Learning Contrast Kinetics with Multi-Condition Latent Diffusion Models

Reducing dependency on contrast agents through deep learning models.

The content discusses the use of multi-conditional latent diffusion models to synthesize DCE-MRI images without the need for contrast agents. It highlights the challenges associated with contrast agent administration and proposes a novel approach to simulate contrast kinetics in medical imaging. The study introduces the Fréchet radiomics distance as a quality evaluation metric for synthetic images and presents promising results in generating realistic breast DCE-MRI sequences. Key contributions include addressing domain-specific image quality evaluation and proposing a method to translate pre-contrast into post-contrast images using deep generative models. Structure: Introduction to Contrast Agents in DCE-MRI Importance of contrast uptake in cancer detection and treatment.
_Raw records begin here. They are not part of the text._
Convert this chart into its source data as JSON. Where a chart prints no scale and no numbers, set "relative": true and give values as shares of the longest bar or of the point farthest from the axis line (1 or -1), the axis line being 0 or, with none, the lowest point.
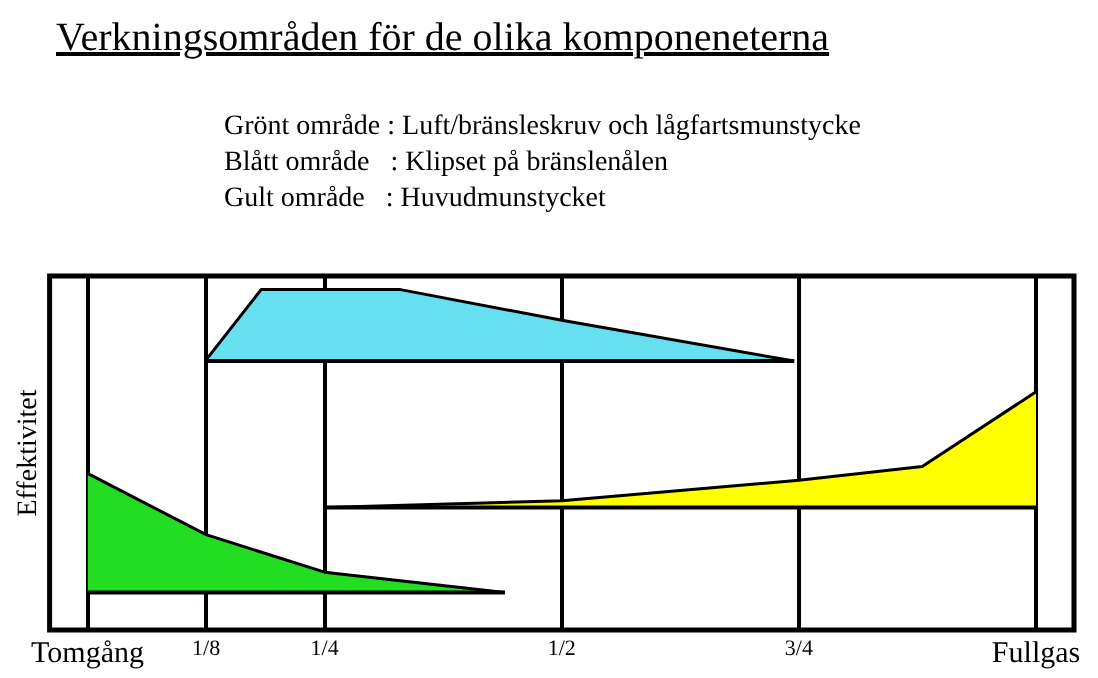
{
  "chart_data": {
    "type": "area",
    "title": "Verkningsområden för de olika komponeneterna",
    "annotations": [
      "Grönt område : Luft/bränsleskruv och lågfartsmunstycke",
      "Blått område   : Klipset på bränslenålen",
      "Gult område   : Huvudmunstycket"
    ],
    "ylabel": "Effektivitet",
    "relative": true,
    "xlim": [
      -0.04,
      1.04
    ],
    "xticks": [
      {
        "value": 0,
        "label": "Tomgång"
      },
      {
        "value": 0.125,
        "label": "1/8"
      },
      {
        "value": 0.25,
        "label": "1/4"
      },
      {
        "value": 0.5,
        "label": "1/2"
      },
      {
        "value": 0.75,
        "label": "3/4"
      },
      {
        "value": 1,
        "label": "Fullgas"
      }
    ],
    "grid": "x",
    "legend": false,
    "marker": "none",
    "series": [
      {
        "type": "line",
        "color": "#000000",
        "x": [
          0,
          0.125,
          0.25,
          0.44
        ],
        "values": [
          0.11,
          0.11,
          0.11,
          0.11
        ]
      },
      {
        "color": "#22dd22",
        "x": [
          0,
          0.125,
          0.25,
          0.44
        ],
        "values": [
          0.46,
          0.28,
          0.17,
          0.11
        ]
      },
      {
        "type": "line",
        "color": "#000000",
        "x": [
          0.124,
          0.183,
          0.33,
          0.5,
          0.745
        ],
        "values": [
          0.79,
          0.79,
          0.79,
          0.79,
          0.79
        ]
      },
      {
        "color": "#66e0f0",
        "x": [
          0.124,
          0.183,
          0.33,
          0.5,
          0.745
        ],
        "values": [
          0.79,
          1,
          1,
          0.91,
          0.79
        ]
      },
      {
        "type": "line",
        "color": "#000000",
        "x": [
          0.25,
          0.5,
          0.75,
          0.88,
          1
        ],
        "values": [
          0.36,
          0.36,
          0.36,
          0.36,
          0.36
        ]
      },
      {
        "color": "#ffff00",
        "x": [
          0.25,
          0.5,
          0.75,
          0.88,
          1
        ],
        "values": [
          0.36,
          0.38,
          0.44,
          0.48,
          0.7
        ]
      }
    ]
  }
}
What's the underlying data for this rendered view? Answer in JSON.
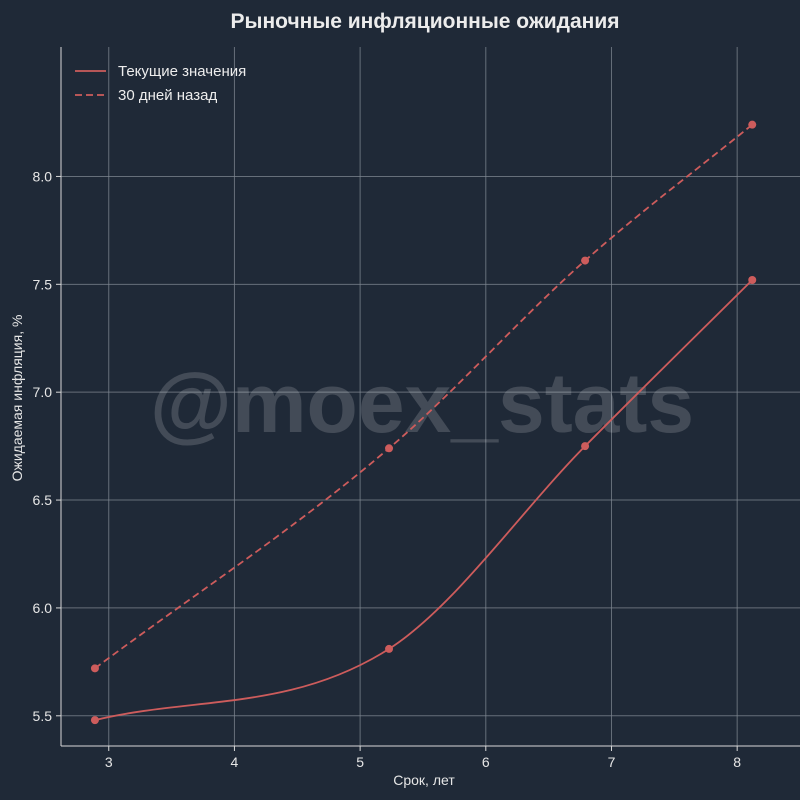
{
  "chart_data": {
    "type": "line",
    "title": "Рыночные инфляционные ожидания",
    "xlabel": "Срок, лет",
    "ylabel": "Ожидаемая инфляция, %",
    "xlim": [
      2.62,
      8.5
    ],
    "ylim": [
      5.36,
      8.6
    ],
    "xticks": [
      3,
      4,
      5,
      6,
      7,
      8
    ],
    "yticks": [
      5.5,
      6.0,
      6.5,
      7.0,
      7.5,
      8.0
    ],
    "xtick_labels": [
      "3",
      "4",
      "5",
      "6",
      "7",
      "8"
    ],
    "ytick_labels": [
      "5.5",
      "6.0",
      "6.5",
      "7.0",
      "7.5",
      "8.0"
    ],
    "grid": true,
    "legend_position": "top-left",
    "watermark": "@moex_stats",
    "series": [
      {
        "name": "Текущие значения",
        "style": "solid",
        "color": "#cd5c5c",
        "x": [
          2.89,
          5.23,
          6.79,
          8.12
        ],
        "y": [
          5.48,
          5.81,
          6.75,
          7.52
        ]
      },
      {
        "name": "30 дней назад",
        "style": "dashed",
        "color": "#cd5c5c",
        "x": [
          2.89,
          5.23,
          6.79,
          8.12
        ],
        "y": [
          5.72,
          6.74,
          7.61,
          8.24
        ]
      }
    ]
  }
}
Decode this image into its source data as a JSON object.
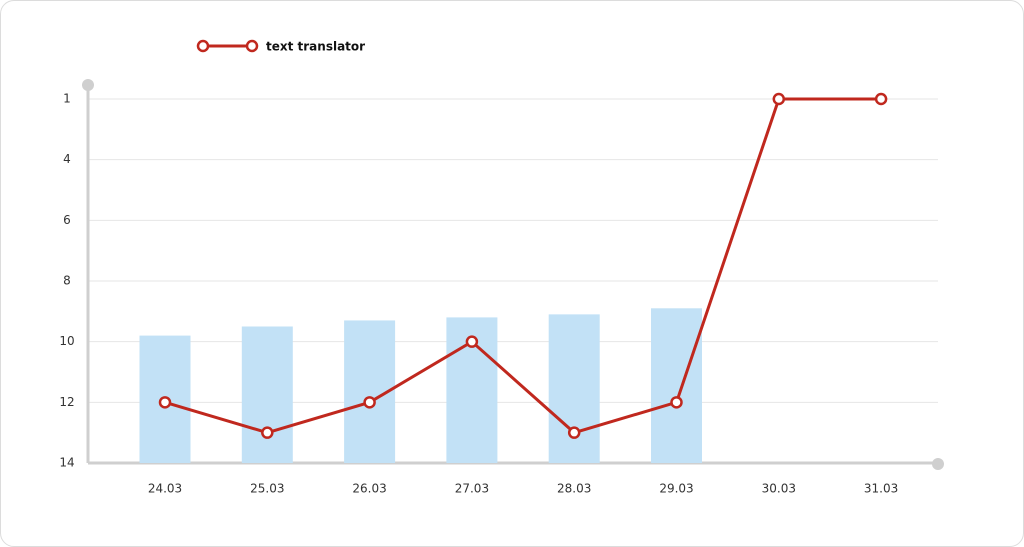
{
  "chart_data": {
    "type": "line",
    "categories": [
      "24.03",
      "25.03",
      "26.03",
      "27.03",
      "28.03",
      "29.03",
      "30.03",
      "31.03"
    ],
    "series": [
      {
        "type": "bar",
        "color": "#c2e1f6",
        "values": [
          9.8,
          9.5,
          9.3,
          9.2,
          9.1,
          8.9,
          null,
          null
        ]
      },
      {
        "type": "line",
        "name": "text translator",
        "color": "#c0281e",
        "values": [
          12,
          13,
          12,
          10,
          13,
          12,
          1,
          1
        ]
      }
    ],
    "ylim": [
      1,
      14
    ],
    "yticks": [
      1,
      4,
      6,
      8,
      10,
      12,
      14
    ],
    "y_reversed": true,
    "grid": true,
    "legend": "top-left"
  }
}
Limitations and risks associated with gadolinium-based contrast agents. Proposal of Multi-Conditional Latent Diffusion Model Description of diffusion models and latent diffusion models. Integration of textual metadata and time conditioning for image synthesis. Fréchet Radiomics Distance as Image Quality Measure Evaluation of synthetic image quality based on biomarker variability. Experiments and Results Dataset description and implementation details. Correlation between FRD and image perturbation scales. Generation of DCE sequences from pre-contrast images using CC-Net. Discussion and Conclusion Application of deep generative models in MRI for tumor detection without contrast agents. Future directions for research and practical implications.

"Our results demonstrate our method’s ability to generate realistic multi-sequence fat-saturated breast DCE-MRI." "We propose measuring synthetic data quality based on imaging biomarker variability." "We observe FRD monotonically increasing with perturbation scale demonstrating FRD’s capability of capturing the quality-reduction level."